The Bank of England today released their assessment of the latest trends in lending to the UK economy,
The data set covers the major UK lenders: Banco Santander, Barclays, HSBC, Lloyds Banking Group, Nationwide and Royal Bank of Scotland. Together they accounted for 75% of the stock of mortgage lending at the end of 2009. The report covers official data up to June 2010, supplemented by data from the major UK lenders and intelligence gathered up to end-July 2010.
The flow of net mortgage lending by all UK-resident mortgage lenders was little changed in June. Gross lending for house purchase in July was similar to that in June, though approvals for house purchase edged down according to data from the major UK lenders. Some major UK lenders reported that recent higher longer-term funding costs had contributed to a rise in spreads on longer-term fixed-rate mortgage products. The overall effective rate on new mortgages was little changed in June and the twelve-month growth rate was unchanged at 0.8% in July. The three-month annualised growth rate fell fractionally from 0.6% in June to 0.5% in July. Within the total, net lending secured on dwellings increased by £0.1 billion, below the June increase of £0.5 billion and the previous six-month average of £0.8 billion. The twelve-month growth rate rose slightly in July to 1.0%, from 0.9% in June.

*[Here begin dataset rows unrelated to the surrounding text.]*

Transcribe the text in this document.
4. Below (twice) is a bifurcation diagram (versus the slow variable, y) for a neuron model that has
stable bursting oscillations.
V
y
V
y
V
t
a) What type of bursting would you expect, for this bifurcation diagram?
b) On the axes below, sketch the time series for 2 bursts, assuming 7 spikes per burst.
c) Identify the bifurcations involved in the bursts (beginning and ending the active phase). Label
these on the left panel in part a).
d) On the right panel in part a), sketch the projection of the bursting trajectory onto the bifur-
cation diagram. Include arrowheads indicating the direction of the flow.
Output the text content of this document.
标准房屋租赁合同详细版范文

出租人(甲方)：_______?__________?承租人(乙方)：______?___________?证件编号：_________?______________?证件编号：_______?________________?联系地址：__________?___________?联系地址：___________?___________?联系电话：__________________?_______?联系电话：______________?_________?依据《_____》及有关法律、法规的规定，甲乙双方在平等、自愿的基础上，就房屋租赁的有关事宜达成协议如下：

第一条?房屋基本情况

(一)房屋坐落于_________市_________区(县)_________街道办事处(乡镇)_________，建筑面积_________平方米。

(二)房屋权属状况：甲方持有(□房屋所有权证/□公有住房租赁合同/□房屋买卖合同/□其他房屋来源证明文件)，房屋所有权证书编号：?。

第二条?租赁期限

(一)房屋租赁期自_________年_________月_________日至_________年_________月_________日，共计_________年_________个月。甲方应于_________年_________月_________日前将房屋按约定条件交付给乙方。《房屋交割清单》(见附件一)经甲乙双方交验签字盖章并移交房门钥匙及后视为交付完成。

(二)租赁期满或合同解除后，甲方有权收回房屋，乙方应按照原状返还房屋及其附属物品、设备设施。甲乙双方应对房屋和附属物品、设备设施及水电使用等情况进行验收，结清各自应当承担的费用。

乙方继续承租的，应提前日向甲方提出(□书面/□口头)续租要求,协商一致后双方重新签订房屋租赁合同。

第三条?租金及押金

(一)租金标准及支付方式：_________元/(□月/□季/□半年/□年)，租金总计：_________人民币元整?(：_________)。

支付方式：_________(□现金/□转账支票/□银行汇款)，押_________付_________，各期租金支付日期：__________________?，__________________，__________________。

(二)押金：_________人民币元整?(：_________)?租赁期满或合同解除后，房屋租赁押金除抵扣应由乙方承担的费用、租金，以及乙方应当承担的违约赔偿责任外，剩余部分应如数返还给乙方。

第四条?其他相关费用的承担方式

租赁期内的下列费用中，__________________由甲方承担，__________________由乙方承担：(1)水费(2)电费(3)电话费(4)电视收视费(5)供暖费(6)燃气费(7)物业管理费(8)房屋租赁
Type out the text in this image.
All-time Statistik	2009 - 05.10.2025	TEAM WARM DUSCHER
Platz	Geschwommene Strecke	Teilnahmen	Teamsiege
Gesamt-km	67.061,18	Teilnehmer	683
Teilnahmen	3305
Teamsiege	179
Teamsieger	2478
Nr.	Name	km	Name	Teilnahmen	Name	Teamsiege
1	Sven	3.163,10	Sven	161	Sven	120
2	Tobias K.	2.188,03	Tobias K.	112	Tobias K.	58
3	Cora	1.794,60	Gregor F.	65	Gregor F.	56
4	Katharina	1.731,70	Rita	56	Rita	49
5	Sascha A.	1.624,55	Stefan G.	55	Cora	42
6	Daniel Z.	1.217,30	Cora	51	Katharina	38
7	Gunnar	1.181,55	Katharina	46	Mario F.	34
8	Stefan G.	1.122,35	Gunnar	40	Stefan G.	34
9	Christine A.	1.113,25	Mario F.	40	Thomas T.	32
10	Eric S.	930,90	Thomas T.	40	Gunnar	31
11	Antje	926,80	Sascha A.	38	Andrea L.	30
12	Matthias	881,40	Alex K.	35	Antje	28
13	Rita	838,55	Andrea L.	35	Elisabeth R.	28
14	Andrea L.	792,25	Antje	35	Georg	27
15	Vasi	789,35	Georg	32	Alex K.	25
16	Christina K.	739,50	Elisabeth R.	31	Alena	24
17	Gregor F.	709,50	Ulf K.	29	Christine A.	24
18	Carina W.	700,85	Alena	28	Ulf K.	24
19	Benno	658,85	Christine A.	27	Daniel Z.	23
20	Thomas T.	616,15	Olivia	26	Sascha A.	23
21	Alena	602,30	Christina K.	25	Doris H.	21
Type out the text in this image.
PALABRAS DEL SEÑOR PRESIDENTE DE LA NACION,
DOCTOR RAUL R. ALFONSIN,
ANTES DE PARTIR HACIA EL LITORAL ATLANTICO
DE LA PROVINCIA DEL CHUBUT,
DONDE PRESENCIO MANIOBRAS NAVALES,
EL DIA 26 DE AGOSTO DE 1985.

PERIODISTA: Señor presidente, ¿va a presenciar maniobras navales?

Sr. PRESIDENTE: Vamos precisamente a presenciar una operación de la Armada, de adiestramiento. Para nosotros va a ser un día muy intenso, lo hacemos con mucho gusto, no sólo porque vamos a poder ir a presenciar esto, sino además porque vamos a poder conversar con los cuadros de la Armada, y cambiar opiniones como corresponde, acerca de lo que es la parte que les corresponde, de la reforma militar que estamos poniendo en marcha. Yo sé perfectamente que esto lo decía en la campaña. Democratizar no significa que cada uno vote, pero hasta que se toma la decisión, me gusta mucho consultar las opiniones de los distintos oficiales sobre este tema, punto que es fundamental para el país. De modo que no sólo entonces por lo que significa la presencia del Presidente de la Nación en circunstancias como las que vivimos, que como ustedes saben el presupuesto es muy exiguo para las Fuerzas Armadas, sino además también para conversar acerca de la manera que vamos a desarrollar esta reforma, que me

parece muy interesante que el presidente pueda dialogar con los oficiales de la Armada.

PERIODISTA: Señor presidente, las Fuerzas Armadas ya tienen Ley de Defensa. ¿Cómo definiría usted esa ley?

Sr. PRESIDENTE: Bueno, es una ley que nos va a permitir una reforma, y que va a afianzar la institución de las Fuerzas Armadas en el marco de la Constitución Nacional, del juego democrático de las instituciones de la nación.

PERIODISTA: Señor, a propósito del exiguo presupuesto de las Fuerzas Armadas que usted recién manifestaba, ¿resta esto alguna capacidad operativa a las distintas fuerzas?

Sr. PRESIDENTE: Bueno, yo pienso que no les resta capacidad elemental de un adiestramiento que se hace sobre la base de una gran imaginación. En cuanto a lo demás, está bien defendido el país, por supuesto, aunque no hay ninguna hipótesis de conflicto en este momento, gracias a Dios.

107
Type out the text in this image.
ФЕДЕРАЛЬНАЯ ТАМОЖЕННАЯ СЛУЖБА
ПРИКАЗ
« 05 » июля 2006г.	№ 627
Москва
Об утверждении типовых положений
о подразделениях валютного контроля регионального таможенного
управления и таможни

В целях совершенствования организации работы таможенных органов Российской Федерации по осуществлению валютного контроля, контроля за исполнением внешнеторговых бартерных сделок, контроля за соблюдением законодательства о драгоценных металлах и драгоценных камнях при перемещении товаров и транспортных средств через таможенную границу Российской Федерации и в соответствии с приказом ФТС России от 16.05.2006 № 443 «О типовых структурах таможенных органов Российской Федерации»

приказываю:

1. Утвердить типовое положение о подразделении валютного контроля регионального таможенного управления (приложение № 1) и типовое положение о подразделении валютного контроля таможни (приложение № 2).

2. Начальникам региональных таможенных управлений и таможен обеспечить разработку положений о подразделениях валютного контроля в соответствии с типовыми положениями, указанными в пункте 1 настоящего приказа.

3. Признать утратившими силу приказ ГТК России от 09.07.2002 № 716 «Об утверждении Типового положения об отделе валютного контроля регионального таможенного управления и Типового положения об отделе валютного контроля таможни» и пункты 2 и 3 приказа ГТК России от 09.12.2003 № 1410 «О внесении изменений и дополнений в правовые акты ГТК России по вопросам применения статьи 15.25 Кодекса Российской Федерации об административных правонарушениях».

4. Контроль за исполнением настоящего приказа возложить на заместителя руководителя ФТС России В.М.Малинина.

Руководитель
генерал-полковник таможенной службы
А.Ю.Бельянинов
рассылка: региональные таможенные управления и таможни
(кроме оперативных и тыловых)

The three-month annualised growth rate decreased to 0.4%, from 0.6% in June. Mortgage approvals were 48,722, more or less in line with 48,562 mortgages granted in June and the average in the previous six months. Prior to the crisis, about 100,000 mortgages were typically granted every month over the preceding decade and a half. Approvals for remortgaging (26,951) were up on June and also higher than the previous six-month average (26,235), while approvals for other purposes (24,220) decreased in July and were also below the previous six month average of 24,831.
Alan Clarke, economist at BNP Paribas said; “The trend over the last year and this latest monthly reading suggest housing is, at best, going nowhere fast”.
Commenting on the latest data, CML economist Paul Samter, said: "Net lending turned positive in August, and for the first eight months of the year it has totalled £5.5 billion. Housing market activity has flattened off, but remains stable and well above the very low levels seen a year ago. The weak economy and limited capacity to lend is continuing to restrict further improvement and we expect lending to remain subdued."